By cooperating with the feds, Walker "broke the institutional code of silence in the police department," Assistant U.S. Attorney Anthony Wzorek said.

Walker met numerous times with the FBI to review police paperwork and testified at a grand jury, leading to the indictment of his six former colleagues: Liciardello, Brian Reynolds, Michael Spicer, Perry Betts, Linwood Norman and John Speiser.

His testimony during the trial of his six former colleagues "was credible and reliable despite the jury's verdict," acquitting the six defendants, Wzorek said.

Robreno also said that without Walker's cooperation, there would not have been a case against Liciardello and the five others. Those six were indicted last year, accused of robbing suspected drug dealers of nearly $500,000 worth of cash, personal items and drugs, at times using violence, while they were members of the elite Narcotics Field Unit.

The case against the six ex-narcotics cops shone a light on narcotics work - the good and the bad - and it "offered a window into the temptations" that narcotics cops face, the judge said.

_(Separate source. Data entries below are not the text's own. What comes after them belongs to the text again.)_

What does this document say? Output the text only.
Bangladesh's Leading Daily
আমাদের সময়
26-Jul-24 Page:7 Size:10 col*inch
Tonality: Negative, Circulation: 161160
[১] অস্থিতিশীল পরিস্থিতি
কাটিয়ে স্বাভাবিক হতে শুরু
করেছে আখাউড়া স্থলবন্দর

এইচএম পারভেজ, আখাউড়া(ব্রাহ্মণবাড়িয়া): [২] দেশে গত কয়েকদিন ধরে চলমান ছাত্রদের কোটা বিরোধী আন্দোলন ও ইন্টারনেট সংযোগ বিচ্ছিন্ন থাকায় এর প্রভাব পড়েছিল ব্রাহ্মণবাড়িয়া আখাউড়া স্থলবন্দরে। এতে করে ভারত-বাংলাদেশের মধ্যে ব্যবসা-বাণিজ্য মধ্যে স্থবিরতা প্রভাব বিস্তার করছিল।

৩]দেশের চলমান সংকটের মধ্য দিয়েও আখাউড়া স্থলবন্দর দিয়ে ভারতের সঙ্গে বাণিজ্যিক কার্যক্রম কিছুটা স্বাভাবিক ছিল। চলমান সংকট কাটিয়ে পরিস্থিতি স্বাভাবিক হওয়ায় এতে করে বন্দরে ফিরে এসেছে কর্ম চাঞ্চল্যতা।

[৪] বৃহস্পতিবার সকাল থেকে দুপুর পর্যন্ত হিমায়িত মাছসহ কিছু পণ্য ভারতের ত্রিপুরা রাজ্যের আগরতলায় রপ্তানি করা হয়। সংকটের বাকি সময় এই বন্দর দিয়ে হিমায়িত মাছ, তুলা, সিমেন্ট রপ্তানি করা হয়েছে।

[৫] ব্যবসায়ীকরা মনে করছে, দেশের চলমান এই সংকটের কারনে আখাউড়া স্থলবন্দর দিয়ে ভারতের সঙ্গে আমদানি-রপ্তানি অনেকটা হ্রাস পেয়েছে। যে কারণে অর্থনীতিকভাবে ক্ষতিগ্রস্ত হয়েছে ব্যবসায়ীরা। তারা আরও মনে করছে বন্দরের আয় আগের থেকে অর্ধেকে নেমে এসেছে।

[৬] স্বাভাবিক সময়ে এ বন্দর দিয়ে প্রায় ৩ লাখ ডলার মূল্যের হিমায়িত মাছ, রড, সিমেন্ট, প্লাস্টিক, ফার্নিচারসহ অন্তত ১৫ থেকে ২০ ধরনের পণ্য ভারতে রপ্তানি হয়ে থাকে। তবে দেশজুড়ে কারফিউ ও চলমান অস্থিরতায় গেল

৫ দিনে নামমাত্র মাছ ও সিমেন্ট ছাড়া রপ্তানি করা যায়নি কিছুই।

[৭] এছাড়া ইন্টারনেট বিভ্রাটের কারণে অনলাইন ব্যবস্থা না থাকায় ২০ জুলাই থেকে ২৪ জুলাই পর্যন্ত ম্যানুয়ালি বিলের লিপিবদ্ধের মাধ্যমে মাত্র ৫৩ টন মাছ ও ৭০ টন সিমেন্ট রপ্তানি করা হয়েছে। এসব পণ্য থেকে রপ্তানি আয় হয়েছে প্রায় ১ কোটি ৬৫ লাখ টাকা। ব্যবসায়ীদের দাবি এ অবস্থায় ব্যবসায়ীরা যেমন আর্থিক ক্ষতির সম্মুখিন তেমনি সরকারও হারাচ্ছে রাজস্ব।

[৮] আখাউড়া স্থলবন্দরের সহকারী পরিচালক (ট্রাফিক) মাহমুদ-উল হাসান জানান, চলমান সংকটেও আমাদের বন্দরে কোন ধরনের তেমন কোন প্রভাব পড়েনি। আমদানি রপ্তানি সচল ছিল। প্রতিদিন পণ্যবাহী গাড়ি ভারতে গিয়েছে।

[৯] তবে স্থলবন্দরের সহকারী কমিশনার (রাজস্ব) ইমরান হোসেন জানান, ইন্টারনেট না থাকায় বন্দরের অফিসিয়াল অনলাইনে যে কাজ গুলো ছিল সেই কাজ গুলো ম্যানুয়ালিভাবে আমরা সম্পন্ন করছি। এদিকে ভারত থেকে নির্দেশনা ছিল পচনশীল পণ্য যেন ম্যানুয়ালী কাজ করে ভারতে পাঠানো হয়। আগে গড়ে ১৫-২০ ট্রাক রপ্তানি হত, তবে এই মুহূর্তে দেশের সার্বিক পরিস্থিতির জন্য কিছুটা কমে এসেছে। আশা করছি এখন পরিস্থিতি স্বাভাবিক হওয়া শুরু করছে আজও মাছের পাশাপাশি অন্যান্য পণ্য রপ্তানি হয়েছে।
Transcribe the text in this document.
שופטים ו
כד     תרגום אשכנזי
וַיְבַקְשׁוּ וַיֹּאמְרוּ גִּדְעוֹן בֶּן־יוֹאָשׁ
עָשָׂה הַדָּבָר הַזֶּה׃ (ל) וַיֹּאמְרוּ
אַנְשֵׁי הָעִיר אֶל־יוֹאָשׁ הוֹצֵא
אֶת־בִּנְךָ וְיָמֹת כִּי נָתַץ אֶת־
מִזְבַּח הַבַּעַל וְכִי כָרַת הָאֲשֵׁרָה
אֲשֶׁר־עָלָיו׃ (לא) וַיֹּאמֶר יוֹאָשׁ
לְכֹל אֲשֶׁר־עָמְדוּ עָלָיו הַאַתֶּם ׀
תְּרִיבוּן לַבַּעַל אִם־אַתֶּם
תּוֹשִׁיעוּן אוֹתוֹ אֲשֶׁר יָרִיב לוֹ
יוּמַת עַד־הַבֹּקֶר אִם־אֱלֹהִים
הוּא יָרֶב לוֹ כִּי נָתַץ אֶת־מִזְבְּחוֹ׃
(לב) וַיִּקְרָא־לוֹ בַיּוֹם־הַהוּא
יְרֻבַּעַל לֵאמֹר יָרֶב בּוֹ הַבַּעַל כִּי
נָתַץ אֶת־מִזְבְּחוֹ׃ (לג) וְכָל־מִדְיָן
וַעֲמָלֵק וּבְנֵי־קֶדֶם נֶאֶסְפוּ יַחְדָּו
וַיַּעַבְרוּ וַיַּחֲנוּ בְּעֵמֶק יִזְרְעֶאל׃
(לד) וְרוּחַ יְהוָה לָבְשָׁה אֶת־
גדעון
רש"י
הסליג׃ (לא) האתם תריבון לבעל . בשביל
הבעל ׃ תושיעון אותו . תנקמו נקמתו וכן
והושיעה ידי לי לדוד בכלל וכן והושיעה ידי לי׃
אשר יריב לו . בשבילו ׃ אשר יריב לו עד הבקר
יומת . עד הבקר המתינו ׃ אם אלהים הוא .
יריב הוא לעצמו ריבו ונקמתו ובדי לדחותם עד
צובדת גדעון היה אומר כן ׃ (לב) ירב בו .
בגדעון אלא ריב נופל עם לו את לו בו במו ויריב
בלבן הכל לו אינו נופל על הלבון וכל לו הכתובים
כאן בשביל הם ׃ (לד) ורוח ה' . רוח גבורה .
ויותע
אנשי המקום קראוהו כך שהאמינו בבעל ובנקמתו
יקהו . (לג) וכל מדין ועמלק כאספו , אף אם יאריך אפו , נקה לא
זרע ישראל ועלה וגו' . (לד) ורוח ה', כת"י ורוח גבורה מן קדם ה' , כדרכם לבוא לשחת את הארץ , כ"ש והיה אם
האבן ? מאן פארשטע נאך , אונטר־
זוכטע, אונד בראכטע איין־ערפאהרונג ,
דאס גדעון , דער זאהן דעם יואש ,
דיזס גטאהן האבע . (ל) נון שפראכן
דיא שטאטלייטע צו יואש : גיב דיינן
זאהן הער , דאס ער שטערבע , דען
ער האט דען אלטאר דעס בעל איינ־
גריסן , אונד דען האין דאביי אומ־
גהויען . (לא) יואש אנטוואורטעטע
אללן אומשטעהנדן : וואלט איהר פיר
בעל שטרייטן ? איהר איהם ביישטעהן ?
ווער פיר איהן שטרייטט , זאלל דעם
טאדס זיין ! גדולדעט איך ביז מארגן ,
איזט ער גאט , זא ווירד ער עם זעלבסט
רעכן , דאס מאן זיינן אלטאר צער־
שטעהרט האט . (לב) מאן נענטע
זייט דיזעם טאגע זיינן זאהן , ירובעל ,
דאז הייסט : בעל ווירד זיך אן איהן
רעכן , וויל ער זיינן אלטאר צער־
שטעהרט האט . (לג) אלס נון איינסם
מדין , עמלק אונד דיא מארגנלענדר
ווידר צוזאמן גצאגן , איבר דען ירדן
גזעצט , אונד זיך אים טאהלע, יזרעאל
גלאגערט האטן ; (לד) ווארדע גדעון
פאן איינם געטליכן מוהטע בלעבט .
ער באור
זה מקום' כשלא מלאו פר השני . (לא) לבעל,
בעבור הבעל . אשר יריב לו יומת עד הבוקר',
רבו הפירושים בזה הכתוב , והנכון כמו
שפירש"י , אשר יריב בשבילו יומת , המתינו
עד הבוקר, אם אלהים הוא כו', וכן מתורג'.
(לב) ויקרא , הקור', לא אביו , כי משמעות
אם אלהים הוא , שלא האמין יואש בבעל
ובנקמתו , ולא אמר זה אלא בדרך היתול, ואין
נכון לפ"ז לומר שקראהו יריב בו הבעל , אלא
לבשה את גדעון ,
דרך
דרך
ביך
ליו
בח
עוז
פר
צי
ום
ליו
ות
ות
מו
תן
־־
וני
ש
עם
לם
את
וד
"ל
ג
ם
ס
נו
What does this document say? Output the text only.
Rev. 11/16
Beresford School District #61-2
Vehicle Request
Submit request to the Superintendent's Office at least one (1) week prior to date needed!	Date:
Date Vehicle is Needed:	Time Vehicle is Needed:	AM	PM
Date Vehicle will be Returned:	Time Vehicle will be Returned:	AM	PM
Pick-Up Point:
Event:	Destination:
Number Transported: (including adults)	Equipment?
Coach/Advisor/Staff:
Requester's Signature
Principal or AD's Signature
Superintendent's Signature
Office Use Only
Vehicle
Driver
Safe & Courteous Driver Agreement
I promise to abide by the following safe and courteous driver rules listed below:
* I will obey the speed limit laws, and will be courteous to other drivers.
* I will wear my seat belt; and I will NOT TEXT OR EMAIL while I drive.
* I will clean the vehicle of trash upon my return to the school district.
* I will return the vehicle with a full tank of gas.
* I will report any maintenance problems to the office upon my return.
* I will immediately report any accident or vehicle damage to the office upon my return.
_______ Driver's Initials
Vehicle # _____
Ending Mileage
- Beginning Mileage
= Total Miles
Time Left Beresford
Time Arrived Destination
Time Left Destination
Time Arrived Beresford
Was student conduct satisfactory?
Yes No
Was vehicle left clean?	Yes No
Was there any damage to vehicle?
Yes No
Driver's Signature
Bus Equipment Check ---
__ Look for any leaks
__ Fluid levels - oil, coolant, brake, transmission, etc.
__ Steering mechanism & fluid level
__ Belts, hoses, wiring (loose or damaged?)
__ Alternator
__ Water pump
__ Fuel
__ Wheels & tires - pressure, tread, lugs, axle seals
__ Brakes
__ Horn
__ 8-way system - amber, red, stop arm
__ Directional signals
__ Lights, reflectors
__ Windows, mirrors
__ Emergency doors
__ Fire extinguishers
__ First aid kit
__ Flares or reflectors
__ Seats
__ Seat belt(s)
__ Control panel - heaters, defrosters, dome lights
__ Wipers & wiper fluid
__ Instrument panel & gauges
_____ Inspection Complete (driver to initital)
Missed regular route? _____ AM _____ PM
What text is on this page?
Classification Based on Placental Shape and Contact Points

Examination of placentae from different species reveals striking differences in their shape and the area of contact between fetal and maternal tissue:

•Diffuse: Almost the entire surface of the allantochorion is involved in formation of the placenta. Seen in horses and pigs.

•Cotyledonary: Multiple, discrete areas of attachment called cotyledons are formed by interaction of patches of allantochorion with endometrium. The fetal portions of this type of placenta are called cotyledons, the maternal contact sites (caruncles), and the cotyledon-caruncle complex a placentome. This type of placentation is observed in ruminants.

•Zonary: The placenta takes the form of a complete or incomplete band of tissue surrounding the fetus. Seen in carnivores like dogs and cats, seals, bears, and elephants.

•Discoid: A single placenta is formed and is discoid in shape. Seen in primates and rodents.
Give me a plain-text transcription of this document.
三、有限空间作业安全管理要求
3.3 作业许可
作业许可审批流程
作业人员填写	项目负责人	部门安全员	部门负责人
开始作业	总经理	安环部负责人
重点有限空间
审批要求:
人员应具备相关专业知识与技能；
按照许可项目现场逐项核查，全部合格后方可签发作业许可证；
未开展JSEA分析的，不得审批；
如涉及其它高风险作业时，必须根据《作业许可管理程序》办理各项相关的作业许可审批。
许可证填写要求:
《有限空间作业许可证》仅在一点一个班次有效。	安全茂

The mostly white suburban jury had heard about 2 1/2 days of testimony from Walker and testimony from 19 alleged victims who were suspected drug dealers.

Robreno asked how one could "square the jury's verdict" with the evidence at the trial.

He said he believes "the answer to that" can be found in words said by Jack McMahon, who was the lead attorney on the defense team for the six ex-narcotics cops who were on trial. McMahon, in his closing argument, the judge quoted, had told jurors "you are not here to decide whether they [the six defendants] are innocent." Instead, they had to decide if the government had proven its case beyond a reasonable doubt.

"The government failed to prove their [the six defendants'] culpability beyond a reasonable doubt," the judge said.

Walker's attorney, Thomas Fitzpatrick, spoke of "the very public nature" of the six ex-narcotics cops' trial and the toll it had on his client and his client's family.

Walker's sister, Karen Walker, and one of Walker's two ex-wives, were both Philly police officers, when Walker was cooperating with the feds, Fitzpatrick said.

Karen Walker "sadly passed away the day of the verdict" of the six ex-narcotics cops' trial in May, after battling cancer, he said.

Fitzpatrick said Jeffrey Walker "at this point, is consumed with trying to do the right thing and consumed with trying to recover the man he was."

He asked for leniency - for a 37-month sentence for Walker.

Walker, who served 24 years as a police officer, will never be a cop again, Fitzpatrick said. "Some might argue that's sadly not the case for all of those involved."

Fitzpatrick was referring to Liciardello and the five others who have since been reinstated to the police force. They will not work in narcotics. Rather, they returned to the jobs they held just before they were fired - in districts, or for Norman, at the impound lot.

Federal prosecutors filed a motion stating Walker has provided substantial assistance. By doing so, it allowed the judge to disregard a mandatory-minimum sentence in Walker's case. The judge also granted the feds' request for a downward departure from the sentencing guidelines.

Wzorek did not ask the judge for a specific sentence for Walker.

The judge ordered Walker to participate in an alcohol-treatment program. He also ordered him to serve three years' supervised release after prison.

At the end of the hearing, Walker looked toward Assistant U.S. Attorney Maureen McCartney, who with Wzorek prosecuted the six former narcotics cops, and said "Thank you." And he told one of the FBI agents: "Be cool."